De acordo com o governo, o custo médio para tirar a CNH varia de R$ 3.000 a R$ 4.000, incluindo o preço da autoescola (curso teórico + 20 aulas práticas), taxas e exames médico e psicológico. Com a proposta, a parte do centro de formação de condutores seria opcional, então, o processo poderia ficar entre R$ 750 e R$ 1.000.

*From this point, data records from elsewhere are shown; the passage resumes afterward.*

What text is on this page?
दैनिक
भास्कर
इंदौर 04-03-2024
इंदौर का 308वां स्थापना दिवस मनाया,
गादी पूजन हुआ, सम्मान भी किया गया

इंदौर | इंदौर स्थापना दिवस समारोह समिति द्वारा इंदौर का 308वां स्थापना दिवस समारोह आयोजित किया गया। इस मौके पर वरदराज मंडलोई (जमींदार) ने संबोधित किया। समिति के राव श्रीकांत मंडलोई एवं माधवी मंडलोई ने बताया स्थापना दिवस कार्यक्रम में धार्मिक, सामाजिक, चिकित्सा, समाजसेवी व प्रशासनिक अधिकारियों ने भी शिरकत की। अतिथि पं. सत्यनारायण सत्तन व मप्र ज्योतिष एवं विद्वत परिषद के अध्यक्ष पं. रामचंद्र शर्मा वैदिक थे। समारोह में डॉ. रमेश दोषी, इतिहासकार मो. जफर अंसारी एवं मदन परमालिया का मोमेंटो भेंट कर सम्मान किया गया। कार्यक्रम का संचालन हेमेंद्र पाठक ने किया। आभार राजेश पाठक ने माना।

De acordo com a Feneauto, que reúne o setor de autoescolas, o simples anúncio da proposta já foi suficiente para o número de matrículas de novos alunos cair em todo o país.
Prova passa a ser um filtro
A base da proposta está em transferir a responsabilidade pela formação do condutor para o próprio candidato, colocando no exame prático o papel central da avaliação. A obrigatoriedade de 20 horas de aulas práticas, hoje definida por resolução, será extinta. O aluno poderá fazer quantas aulas quiser, inclusive nenhuma, antes de se submeter à prova.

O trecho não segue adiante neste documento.